Kenneth Branagh’s elegiac, autobiographical movie has a tremendous warmth to it, notwithstanding its grim subject matter, and although it focuses on a specific time in Branagh’s life, it touches on surprisingly universal themes. When, it asks, is it ever right to pack up and leave a place you probably shouldn’t be in the first place, yet which defines who you are?

For the most part the film avoids overt sentimentality, notwithstanding the Van Morrision soundtrack, and is beautifully shot in monochrome with a steely eye for the set piece. If it romanticises the past at all, it’s worth remembering this is a childhood seen through young Buddy’s eye, brilliantly played Jude Hill.  Buddy also keeps an eye on his parents, played to perfection by Jamie Dornan and Caitríona Balfe, but he is never quite sure what the audience watching the film sees only too clearly. There is superb support, too, from Ciarán Hinds and Judi Dench, as the grandparents to which he turns when advice is needed.

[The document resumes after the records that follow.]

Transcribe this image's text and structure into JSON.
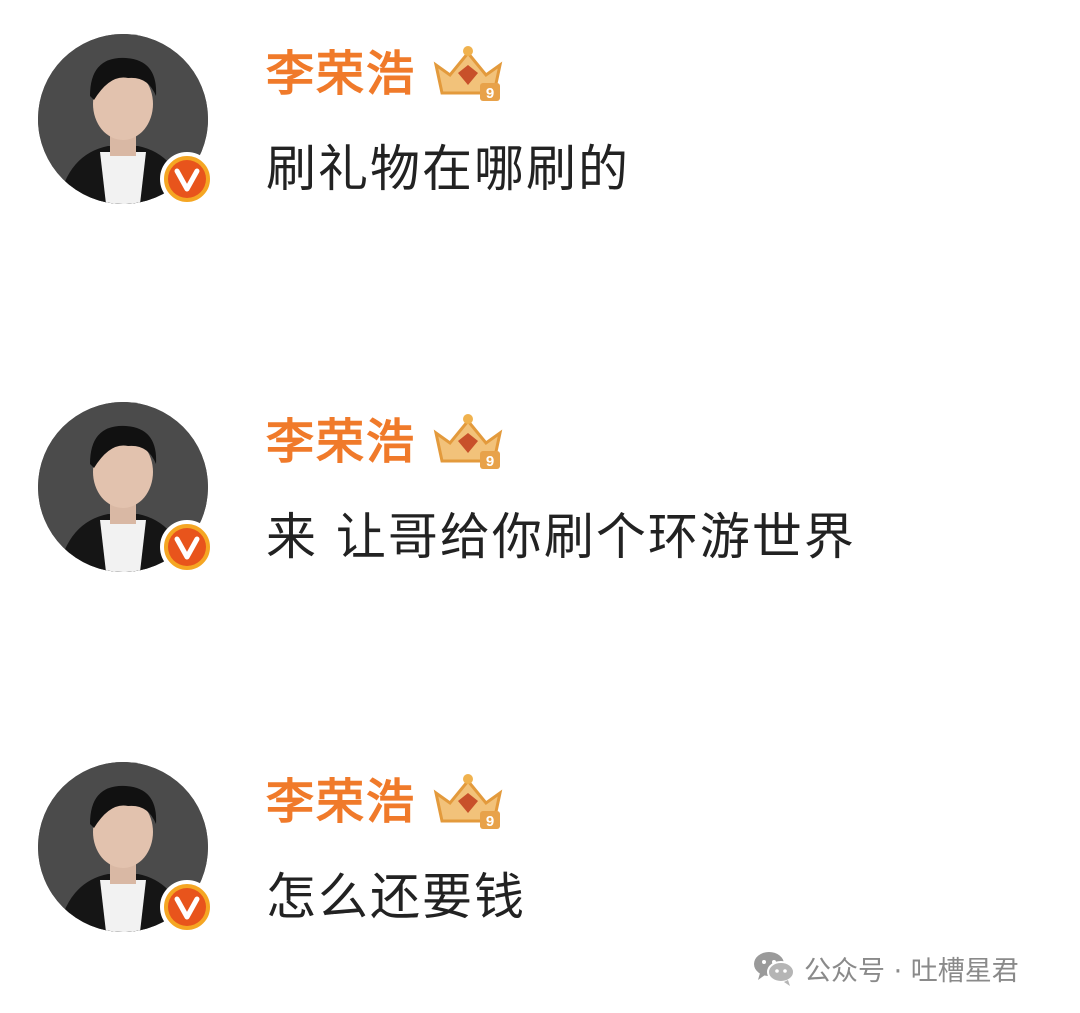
{
  "comments": [
    {
      "username": "李荣浩",
      "text": "刷礼物在哪刷的"
    },
    {
      "username": "李荣浩",
      "text": "来 让哥给你刷个环游世界"
    },
    {
      "username": "李荣浩",
      "text": "怎么还要钱"
    }
  ],
  "badges": {
    "verified_icon": "verified-v-icon",
    "crown_icon": "crown-level-icon",
    "crown_level": "9",
    "verified_color": "#f5a623",
    "username_color": "#f07a2a"
  },
  "watermark": {
    "icon": "wechat-icon",
    "label": "公众号 · 吐槽星君"
  }
}
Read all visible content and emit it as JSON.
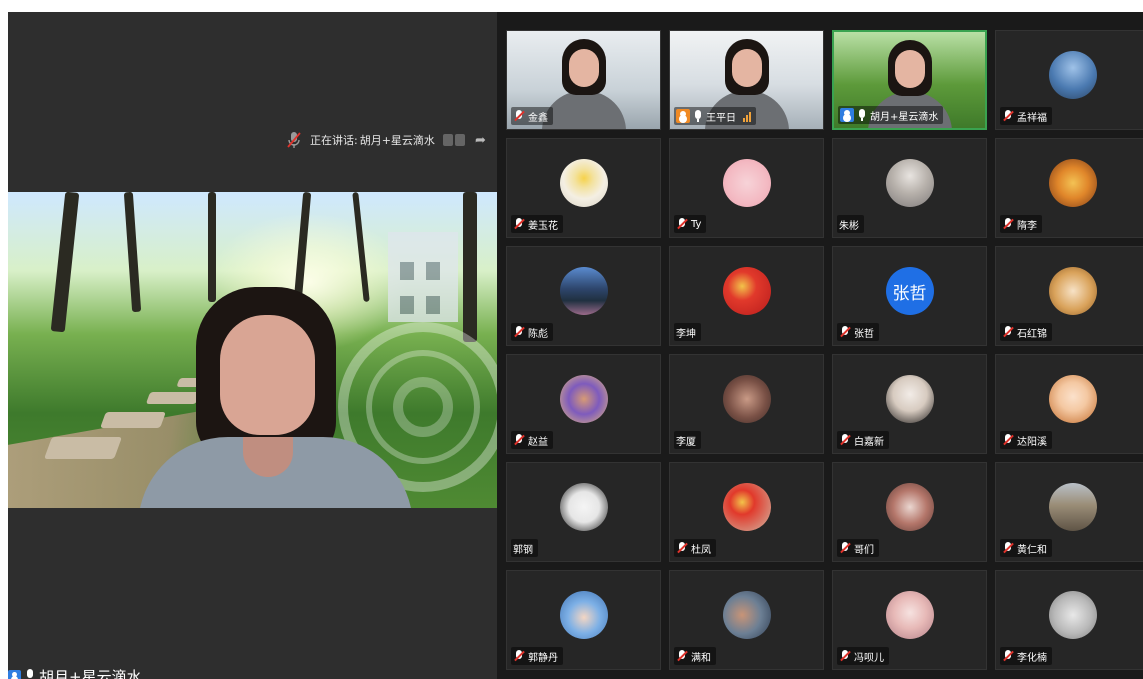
{
  "speaking": {
    "prefix": "正在讲话:",
    "name": "胡月+星云滴水"
  },
  "main_video": {
    "name": "胡月+星云滴水"
  },
  "participants": [
    {
      "name": "金鑫",
      "mic": "muted",
      "avatar": "camera-office",
      "badge": ""
    },
    {
      "name": "王平日",
      "mic": "on",
      "avatar": "camera-office",
      "badge": "host-orange",
      "signal": true
    },
    {
      "name": "胡月+星云滴水",
      "mic": "on",
      "avatar": "camera-forest",
      "badge": "host-blue",
      "active": true
    },
    {
      "name": "孟祥福",
      "mic": "muted",
      "avatar": "city-photo",
      "badge": ""
    },
    {
      "name": "姜玉花",
      "mic": "muted",
      "avatar": "flower-photo",
      "badge": ""
    },
    {
      "name": "Ty",
      "mic": "muted",
      "avatar": "pink-photo",
      "badge": ""
    },
    {
      "name": "朱彬",
      "mic": "none",
      "avatar": "person-photo",
      "badge": ""
    },
    {
      "name": "隋李",
      "mic": "muted",
      "avatar": "pagoda-photo",
      "badge": ""
    },
    {
      "name": "陈彪",
      "mic": "muted",
      "avatar": "landscape-photo",
      "badge": ""
    },
    {
      "name": "李坤",
      "mic": "none",
      "avatar": "flag-photo",
      "badge": ""
    },
    {
      "name": "张哲",
      "mic": "muted",
      "avatar": "text-avatar",
      "avatar_text": "张哲",
      "badge": ""
    },
    {
      "name": "石红锦",
      "mic": "muted",
      "avatar": "cartoon-girl",
      "badge": ""
    },
    {
      "name": "赵益",
      "mic": "muted",
      "avatar": "sunglasses-photo",
      "badge": ""
    },
    {
      "name": "李厦",
      "mic": "none",
      "avatar": "woman-photo",
      "badge": ""
    },
    {
      "name": "白嘉新",
      "mic": "muted",
      "avatar": "selfie-photo",
      "badge": ""
    },
    {
      "name": "达阳溪",
      "mic": "muted",
      "avatar": "cartoon-face",
      "badge": ""
    },
    {
      "name": "郭钢",
      "mic": "none",
      "avatar": "panda-photo",
      "badge": ""
    },
    {
      "name": "杜凤",
      "mic": "muted",
      "avatar": "flag-photo-2",
      "badge": ""
    },
    {
      "name": "哥们",
      "mic": "muted",
      "avatar": "child-photo",
      "badge": ""
    },
    {
      "name": "黄仁和",
      "mic": "muted",
      "avatar": "field-photo",
      "badge": ""
    },
    {
      "name": "郭静丹",
      "mic": "muted",
      "avatar": "heart-hands-photo",
      "badge": ""
    },
    {
      "name": "满和",
      "mic": "muted",
      "avatar": "man-photo",
      "badge": ""
    },
    {
      "name": "冯呗儿",
      "mic": "muted",
      "avatar": "girl-photo",
      "badge": ""
    },
    {
      "name": "李化楠",
      "mic": "muted",
      "avatar": "blur-photo",
      "badge": ""
    }
  ],
  "colors": {
    "background": "#2e2e2e",
    "grid_background": "#1a1a1a",
    "tile": "#262626",
    "active_border": "#3aa350",
    "host_orange": "#f08a24",
    "host_blue": "#2f7de1",
    "muted_red": "#e0322b",
    "text_avatar_bg": "#1f6fe5"
  }
}
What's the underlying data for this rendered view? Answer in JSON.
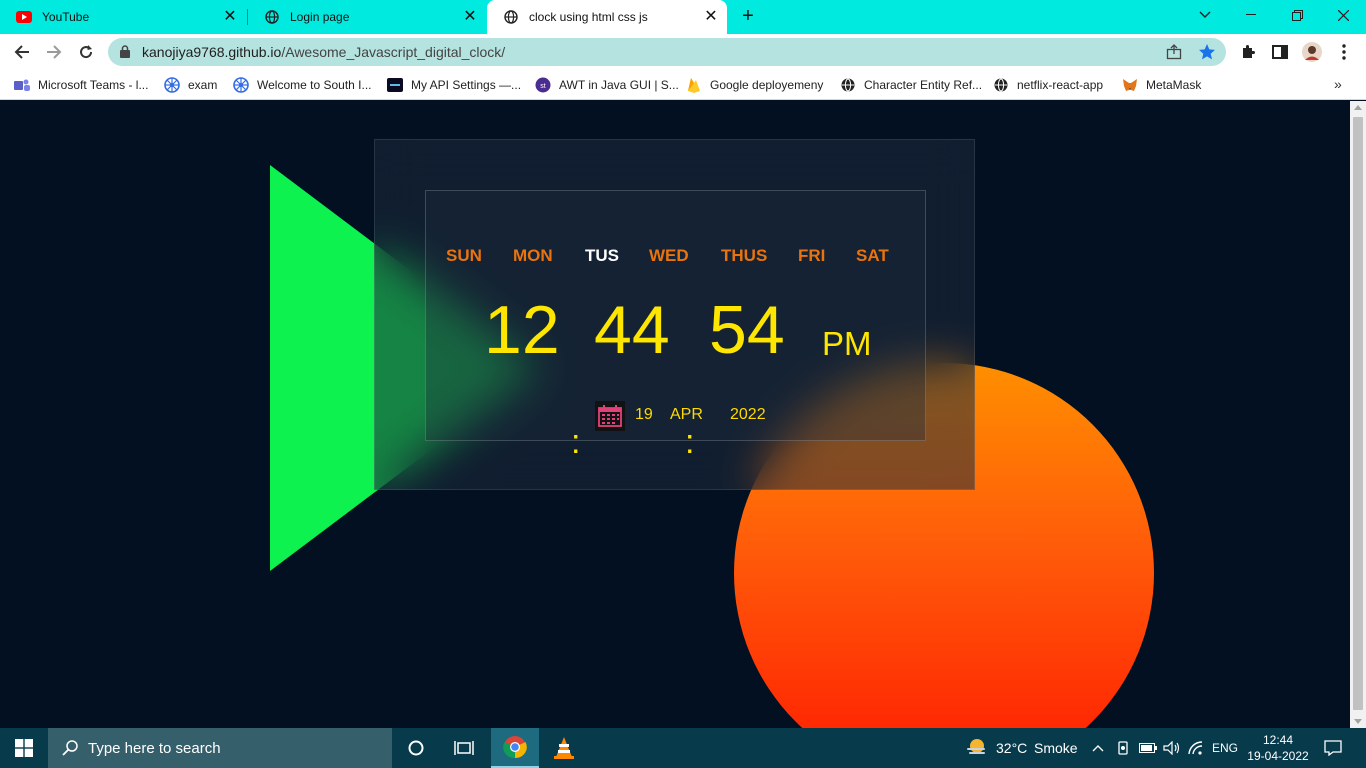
{
  "browser": {
    "tabs": [
      {
        "title": "YouTube",
        "icon": "youtube-icon"
      },
      {
        "title": "Login page",
        "icon": "globe-icon"
      },
      {
        "title": "clock using html css js",
        "icon": "globe-icon",
        "active": true
      }
    ],
    "url_host": "kanojiya9768.github.io",
    "url_path": "/Awesome_Javascript_digital_clock/",
    "bookmarks": [
      {
        "label": "Microsoft Teams - l...",
        "icon": "teams-icon"
      },
      {
        "label": "exam",
        "icon": "kubernetes-icon"
      },
      {
        "label": "Welcome to South I...",
        "icon": "kubernetes-icon"
      },
      {
        "label": "My API Settings —...",
        "icon": "dev-icon"
      },
      {
        "label": "AWT in Java GUI | S...",
        "icon": "st-icon"
      },
      {
        "label": "Google deployemeny",
        "icon": "firebase-icon"
      },
      {
        "label": "Character Entity Ref...",
        "icon": "globe-icon"
      },
      {
        "label": "netflix-react-app",
        "icon": "globe-icon"
      },
      {
        "label": "MetaMask",
        "icon": "metamask-icon"
      }
    ],
    "bookmarks_more": "»"
  },
  "clock": {
    "days": [
      "SUN",
      "MON",
      "TUS",
      "WED",
      "THUS",
      "FRI",
      "SAT"
    ],
    "active_day": "TUS",
    "hours": "12",
    "minutes": "44",
    "seconds": "54",
    "separator": ":",
    "ampm": "PM",
    "date_day": "19",
    "date_month": "APR",
    "date_year": "2022",
    "colors": {
      "digits": "#ffe600",
      "day": "#e9730e",
      "active_day": "#ffffff",
      "triangle": "#0df24e",
      "circle_top": "#ff8f00",
      "circle_bottom": "#ff1a00"
    }
  },
  "taskbar": {
    "search_placeholder": "Type here to search",
    "weather_temp": "32°C",
    "weather_desc": "Smoke",
    "language": "ENG",
    "time": "12:44",
    "date": "19-04-2022"
  }
}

When violence explodes on screen in the opening moments, its bracing stuff, but the film quickly moves on, as does life, from home to street to schoolroom to pub, and it’s often at its best when nothing much is happening. Cleverly revealing the fine line between protest, terrorism and straight forward criminality, the film makes it clear that whatever the political ramifications of the horrors all around him, Buddy is still more interested in his unrequited love for the girl he is forever trying to sit next to in class.